I just found beanstalkd is quite simple but very useful. Thank you for
such a great contribution.

I'm not familiar with the design and implementation of beanstalkd
because I just went through the code yesterday. So if I made any
mistake or invalid consumption, please correct me.

I noticed that beanstalkd  uses normal read/write style file IO  on
the binlog and keeps all the job data in the memory, including the
bookmarking information and body data. If binlog is activated, is it a
good idea to map the binlog file into memory directly? The advantage
of this approach is:

1) No double cache of the job. Just leave it in the binlog and map it
to memory, the VFS laryer will manage it for beanstalkd. The current
approach caches the job in heap memory, which is backed up by swap
space, it also caches the job in the VFS layer of file system.

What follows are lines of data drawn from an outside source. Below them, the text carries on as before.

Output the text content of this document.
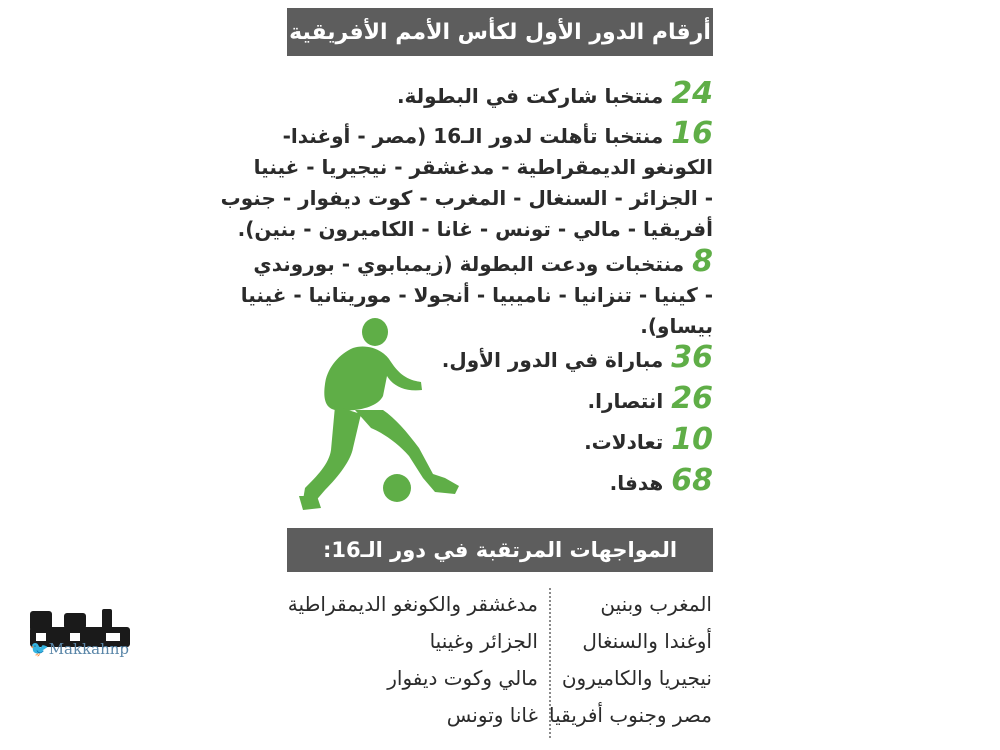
أرقام الدور الأول لكأس الأمم الأفريقية
24منتخبا شاركت في البطولة.
16منتخبا تأهلت لدور الـ16 (مصر - أوغندا-
الكونغو الديمقراطية - مدغشقر - نيجيريا - غينيا
- الجزائر - السنغال - المغرب - كوت ديفوار - جنوب
أفريقيا - مالي - تونس - غانا - الكاميرون - بنين).
8منتخبات ودعت البطولة (زيمبابوي - بوروندي
- كينيا - تنزانيا - ناميبيا - أنجولا - موريتانيا - غينيا
بيساو).
36مباراة في الدور الأول.
26انتصارا.
10تعادلات.
68هدفا.
المواجهات المرتقبة في دور الـ16:
المغرب وبنين
أوغندا والسنغال
نيجيريا والكاميرون
مصر وجنوب أفريقيا
مدغشقر والكونغو الديمقراطية
الجزائر وغينيا
مالي وكوت ديفوار
غانا وتونس
🐦Makkahnp
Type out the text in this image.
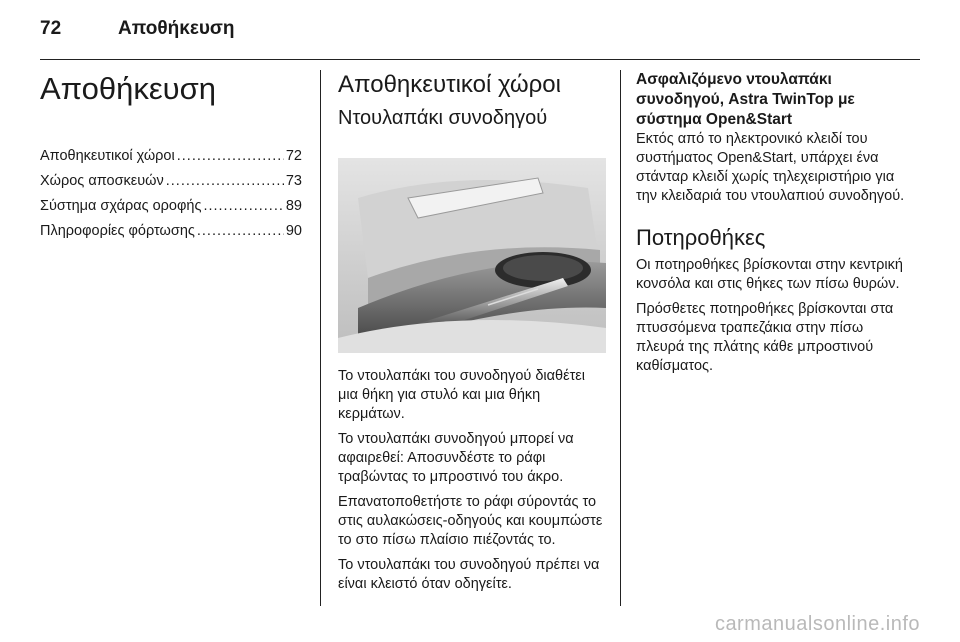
72	Αποθήκευση
Αποθήκευση
Αποθηκευτικοί χώροι .....	72
Χώρος αποσκευών .....	73
Σύστημα σχάρας οροφής .....	89
Πληροφορίες φόρτωσης .....	90
Αποθηκευτικοί χώροι
Ντουλαπάκι συνοδηγού

Το ντουλαπάκι του συνοδηγού διαθέτει μια θήκη για στυλό και μια θήκη κερμάτων.

Το ντουλαπάκι συνοδηγού μπορεί να αφαιρεθεί: Αποσυνδέστε το ράφι τραβώντας το μπροστινό του άκρο.

Επανατοποθετήστε το ράφι σύροντάς το στις αυλακώσεις-οδηγούς και κουμπώστε το στο πίσω πλαίσιο πιέζοντάς το.

Το ντουλαπάκι του συνοδηγού πρέπει να είναι κλειστό όταν οδηγείτε.

Ασφαλιζόμενο ντουλαπάκι συνοδηγού, Astra TwinTop με σύστημα Open&Start

Εκτός από το ηλεκτρονικό κλειδί του συστήματος Open&Start, υπάρχει ένα στάνταρ κλειδί χωρίς τηλεχειριστήριο για την κλειδαριά του ντουλαπιού συνοδηγού.

Ποτηροθήκες

Οι ποτηροθήκες βρίσκονται στην κεντρική κονσόλα και στις θήκες των πίσω θυρών.

Πρόσθετες ποτηροθήκες βρίσκονται στα πτυσσόμενα τραπεζάκια στην πίσω πλευρά της πλάτης κάθε μπροστινού καθίσματος.

carmanualsonline.info
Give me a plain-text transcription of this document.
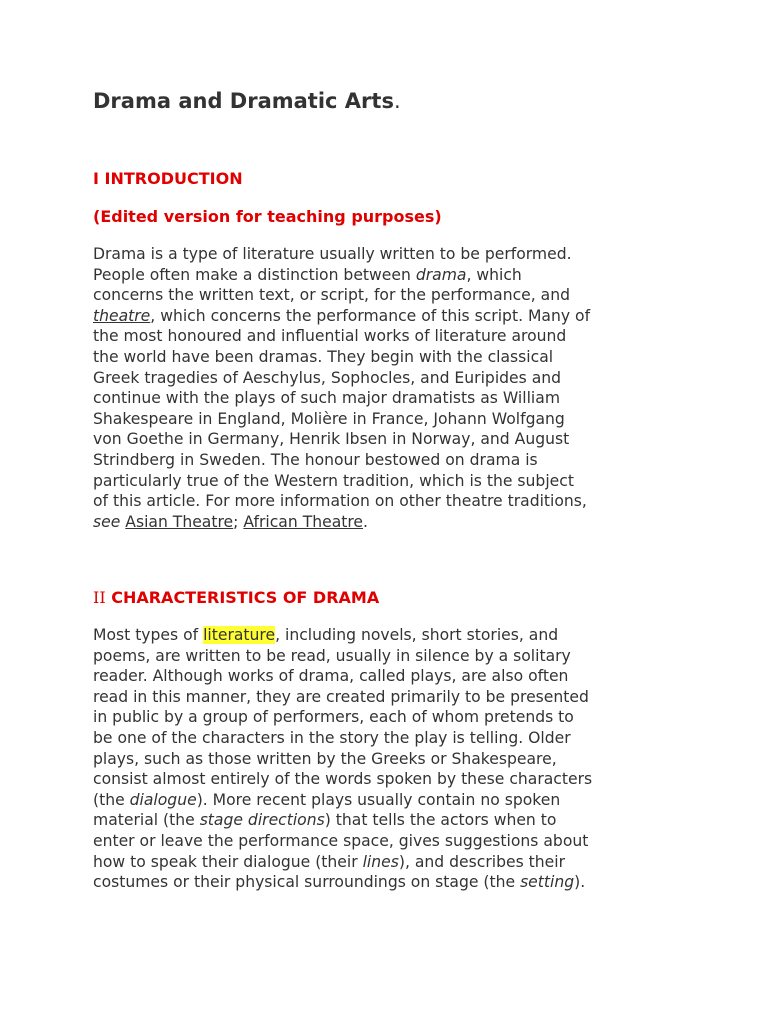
Drama and Dramatic Arts.
I INTRODUCTION
(Edited version for teaching purposes)
Drama is a type of literature usually written to be performed.
People often make a distinction between drama, which
concerns the written text, or script, for the performance, and
theatre, which concerns the performance of this script. Many of
the most honoured and influential works of literature around
the world have been dramas. They begin with the classical
Greek tragedies of Aeschylus, Sophocles, and Euripides and
continue with the plays of such major dramatists as William
Shakespeare in England, Molière in France, Johann Wolfgang
von Goethe in Germany, Henrik Ibsen in Norway, and August
Strindberg in Sweden. The honour bestowed on drama is
particularly true of the Western tradition, which is the subject
of this article. For more information on other theatre traditions,
see Asian Theatre; African Theatre.
II CHARACTERISTICS OF DRAMA
Most types of literature, including novels, short stories, and
poems, are written to be read, usually in silence by a solitary
reader. Although works of drama, called plays, are also often
read in this manner, they are created primarily to be presented
in public by a group of performers, each of whom pretends to
be one of the characters in the story the play is telling. Older
plays, such as those written by the Greeks or Shakespeare,
consist almost entirely of the words spoken by these characters
(the dialogue). More recent plays usually contain no spoken
material (the stage directions) that tells the actors when to
enter or leave the performance space, gives suggestions about
how to speak their dialogue (their lines), and describes their
costumes or their physical surroundings on stage (the setting).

2) The number of system call can be decreased, so that the latency of
single operation might be better.

3) Binlog can be used as the default option. And even the memory
cannot hold all the jobs, that's fine. Let the VFS layer to do the
cache management. Varnish uses the same approach and it's reported
with good performance number. Refer: 
http://varnish-cache.org/wiki/ArchitectNotes

The only disadvantage I can though of  is if the OS swapped the memory
page, due to the single thread implementation of beanstalkd,  all
operations by different client connections may be affected... We can
tune the memory settings of process to avoid it for low latency
environment or disable the binlog at all.